La vitesse d’Ottey est déterminée génétiquement. Son tissu musculaire comporte 80 % de fibres blanches, celles à contraction rapide. C’est énorme. Selon Dickhut, si Ottey court aujourd’hui encore presque aussi vite qu’il y a 15 ans, c’est parce qu’elle s’est toujours entraînée de manière professionnelle, a rarement été blessée et s’est régulièrement ménagé des pauses. Mais le médecin pense que d’ici deux ans, elle ne sera plus en mesure de compenser les changements de son corps.

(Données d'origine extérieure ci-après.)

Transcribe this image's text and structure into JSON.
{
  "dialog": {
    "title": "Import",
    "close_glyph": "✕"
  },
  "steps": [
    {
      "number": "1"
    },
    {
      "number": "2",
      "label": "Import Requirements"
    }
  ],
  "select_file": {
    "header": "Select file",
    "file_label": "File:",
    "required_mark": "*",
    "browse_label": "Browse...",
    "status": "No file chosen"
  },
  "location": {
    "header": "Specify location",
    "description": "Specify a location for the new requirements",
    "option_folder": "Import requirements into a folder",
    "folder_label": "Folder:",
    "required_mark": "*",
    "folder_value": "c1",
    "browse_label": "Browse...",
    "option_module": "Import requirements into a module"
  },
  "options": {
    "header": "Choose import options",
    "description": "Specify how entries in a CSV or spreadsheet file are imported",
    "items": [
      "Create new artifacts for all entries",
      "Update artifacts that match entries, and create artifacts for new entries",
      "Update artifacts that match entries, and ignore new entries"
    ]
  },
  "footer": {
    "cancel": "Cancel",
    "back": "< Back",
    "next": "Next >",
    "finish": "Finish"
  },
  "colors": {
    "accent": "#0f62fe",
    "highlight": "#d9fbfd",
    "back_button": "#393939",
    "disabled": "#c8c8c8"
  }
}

Par rapport aux coureurs de sa génération, Ottey a surtout l’art de se re-motiver sans arrêt.  » A la longue, l’entraînement au sprint est monotone « , expose Klaus-Michael Braumann, médecin sportif de l’université de Hambourg.  » Beaucoup d’athlètes arrêtent aux environs de la trentaine parce qu’ils en ont marre « . Merlene Ottey s’est toujours ressaisie, après des moments difficiles. En 1986, elle a envisagé d’arrêter quand son mariage avec le spécialiste américain des haies, Nat Page, a capoté. Peu après, elle a signé un nouveau record personnel sur 100 m et elle a continué. Six ans plus tard, ses adieux semblaient vraiment décidés mais elle a amélioré le record du monde en salle du 200 m.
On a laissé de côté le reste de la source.